Quand nous mangeons, notre cerveau « stocke », mémorise les caractéristiques des aliments consommés, mais en vieillissant ? En fin de compte, les études ont montré que le processus était peu affecté par l’âge. En dépit du déclin fonctionnel des capacités chimio sensorielles, les nouvelles expériences alimentaires continuent d’être mémorisées et le système opère une « remise à jour » permanente de nos souvenirs alimentaires. Le fait de ne bien reconnaître qu’une partie des arômes d’un plat ne perturbe pas fondamentalement la reconnaissance globale de ce dernier. Bref, la diminution du seuil de sensibilité olfactive et gustative est une fausse excuse pour une alimentation monotone…
Compléments nutritionnels.
Il faut chercher ailleurs des explications à la perte d’appétit, essentiellement dans les changements du mode de vie, la solitude et la perte d’autonomie. « Ne plus pouvoir se déplacer pour faire ses courses ou la cuisine, par exemple, a très probablement un retentissement sur le plaisir de manger et sur le comportement alimentaire, pense Claire Sulmont-Rossé. Mais la plupart des travaux de recherche sur la dénutrition portent sur les 65-70 ans, encore autonomes et relativement actifs. L’étude que nous venons de commencer, ciblée sur la personne âgée et très âgée, devrait nous aider à mieux comprendre les facteurs de risque de dénutrition dans cette population. »
Cela dit, il ne faut certainement pas se désintéresser de la qualité des repas des seniors, en particulier dans les maisons de retraite et les hôpitaux où la prévalence de la dénutrition est forte (15 à 40 % en institution et environ 50 % à l’hôpital) et cause de morbi-mortalité importante.

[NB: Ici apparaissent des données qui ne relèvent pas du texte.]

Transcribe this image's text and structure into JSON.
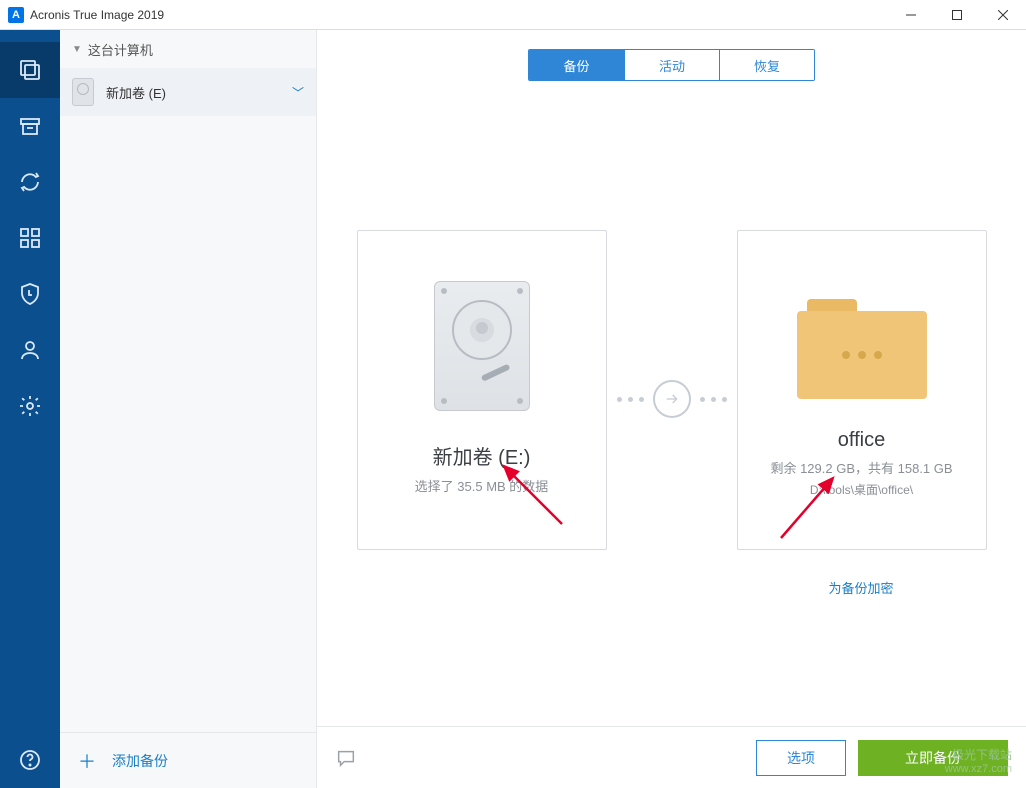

Des modifications s’imposent dans la composition et le rythme des repas. Les mets énergétiques et riches en protéines sont, bien sûr, à privilégier, en enrichissant dans un premier temps l’alimentation avec des produits de base : poudre de lait, lait concentré entier, fromage râpé, crème fraîche, beurre fondu, pâtes, semoule… On peut aussi augmenter la fréquence des prises alimentaires. Enfin, les compléments nutritionnels oraux sont très utiles. Soixante-deux études d’intervention randomisées, réalisées sur un total de 10 000 personnes âgées, ont montré l’intérêt de ces mesures.
« Pulse protein feeding ».
Mais, pour que la nécessaire augmentation de la part de protéines soit vraiment efficace et prévienne le risque de sarcopénie, l’unité de nutrition humaine de l’INRA Clermont-Ferrand a démontré qu’il fallait les ingérer en une fois. Les chercheurs ont en effet constaté, il y a déjà dix ans, que l’ingestion de 80 % des apports protéiques journaliers au cours du repas de midi induisait - uniquement chez la personne âgée - une synthèse protéique musculaire plus forte qu’avec un apport étalé sur la journée. Ce concept de « pulse protein feeding » ayant réémergé récemment outre-Atlantique, il va peut-être finir par passer dans les pratiques…
D’autres études ont par ailleurs montré que, chez le senior, les protéines rapidement digestibles (petit lait) étaient préférables aux protéines « lentes » pour lutter contre la fonte des muscles car elles favorisent une meilleure stimulation de la synthèse protéique musculaire. La supplémentation en acides aminés, particulièrement impliqués dans l’anabolisme musculaire (leucine, citruline), semble également efficace, mais le recul n’est pas encore suffisant.